Terça-feira, 12 Março 2019
Ultimamente tem aumentado o interesse no tema dos nutracêuticos, vulgarmente chamados suplementos alimentares. Quem mais beneficia e quais riscos associados costumam ser as perguntas que mais recorrentes.
Teoricamente uma alimentação equilibrada e diversificada contém quantidades suficientes de todas as vitaminas e minerais, para suprir as nossas necessidades diárias.

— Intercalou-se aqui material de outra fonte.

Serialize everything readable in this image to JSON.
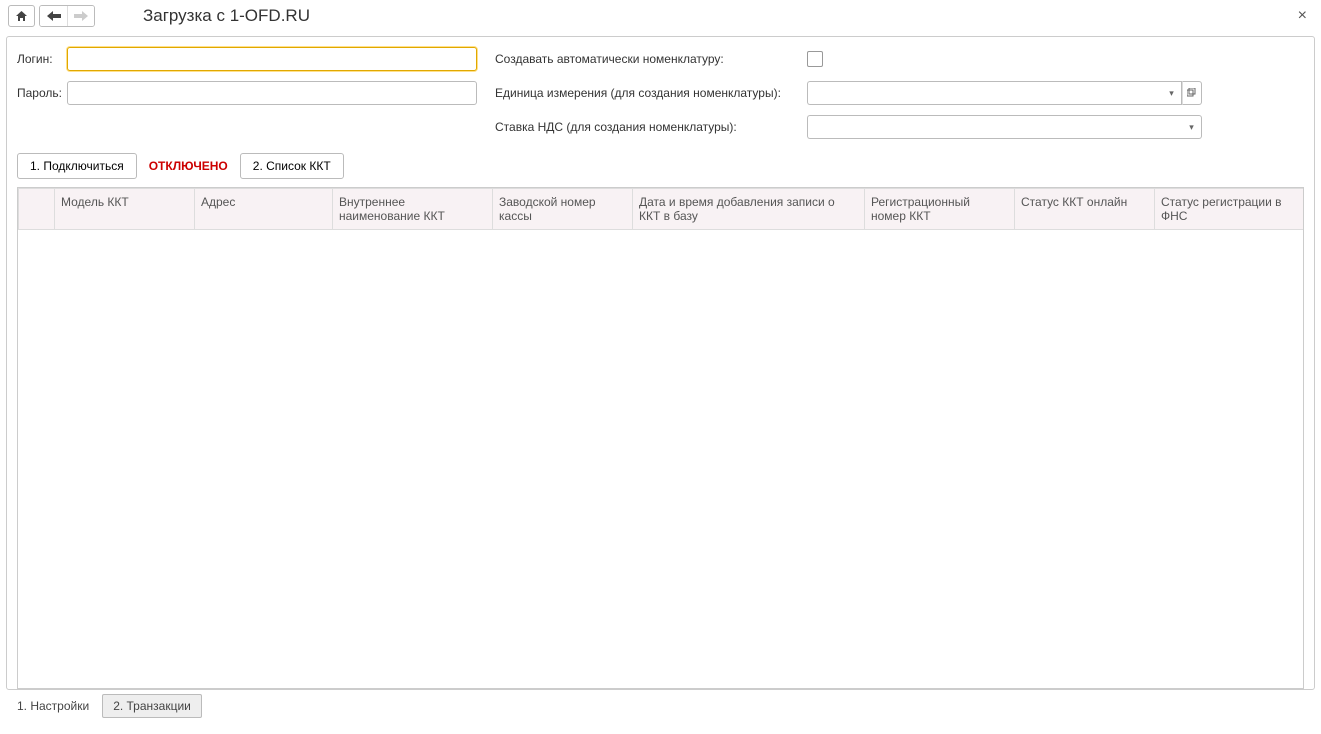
{
  "titlebar": {
    "title": "Загрузка с 1-OFD.RU"
  },
  "form": {
    "login_label": "Логин:",
    "login_value": "",
    "password_label": "Пароль:",
    "password_value": "",
    "auto_create_label": "Создавать автоматически номенклатуру:",
    "auto_create_checked": false,
    "unit_label": "Единица измерения (для создания номенклатуры):",
    "unit_value": "",
    "vat_label": "Ставка НДС (для создания номенклатуры):",
    "vat_value": ""
  },
  "actions": {
    "connect_label": "1. Подключиться",
    "status_label": "ОТКЛЮЧЕНО",
    "kkt_list_label": "2. Список ККТ"
  },
  "table": {
    "columns": [
      "",
      "Модель ККТ",
      "Адрес",
      "Внутреннее наименование ККТ",
      "Заводской номер кассы",
      "Дата и время добавления записи о ККТ в базу",
      "Регистрационный номер ККТ",
      "Статус ККТ онлайн",
      "Статус регистрации в ФНС"
    ],
    "rows": []
  },
  "tabs": {
    "settings_label": "1. Настройки",
    "transactions_label": "2. Транзакции",
    "active": "transactions"
  }
}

No entanto, há casos específicos em que se justifica a utilização de um suplemento vitamínico/mineral, como por exemplo em:
Pessoas com uma alimentação desequilibrada;
Idosos;
Praticantes de uma alimentação vegetariana que exclua todos os produtos de origem animal (têm normalmente carências em vitamina B12, ferro e calciferol, e devido à elevada ingestão de fibra alimentar, diminuem a absorção intestinal de algumas vitaminas e minerais);
Períodos específicos de necessidades acrescidas, como sejam: gravidez, amamentação e infância;
Pessoas que tomam determinados medicamentos que podem diminuir a absorção de vitaminas;
Pessoas que sofram de uma patologia específica, ou que tenham traumatismos graves, ou que tenham sido submetidas a uma grande cirurgia;
Pessoas que são alimentadas por via intravenosa, ou por intubação nasogástrica;
Pessoas em regimes de emagrecimento (hipocalóricos) durante vários meses (ou mesmo anos), têm frequentemente carências em vitaminas e minerais;
Atletas – aqui considera-se atividade física intensa de pelo menos 4 horas por dia - que necessitem de aportes calóricos elevados (superiores a 4500 Kcal), pois para atingirem estes valores, comem, geralmente, muitos alimentos refinados e ricos em glúcidos de baixo índice glicémico (pobres em vitaminas e sais minerais). Deste modo, o aporte de vitaminas e sais minerais nem sempre é diretamente proporcional ao aporte calórico total do atleta. Podem existir necessidades acrescidas devido ao aumento da sua eliminação no suor, urina, fezes e por adaptação bioquímica ao próprio exercício físico.
Chamadas de atenção
Os suplementos têm a vantagem de poder assistir (e não substituir!) uma alimentação saudável, equilibrada e variada. No entanto, certos suplementos vitamínicos e/ou minerais, quando tomados em excesso, podem ser prejudiciais, ou até mesmo possuir um efeito tóxico.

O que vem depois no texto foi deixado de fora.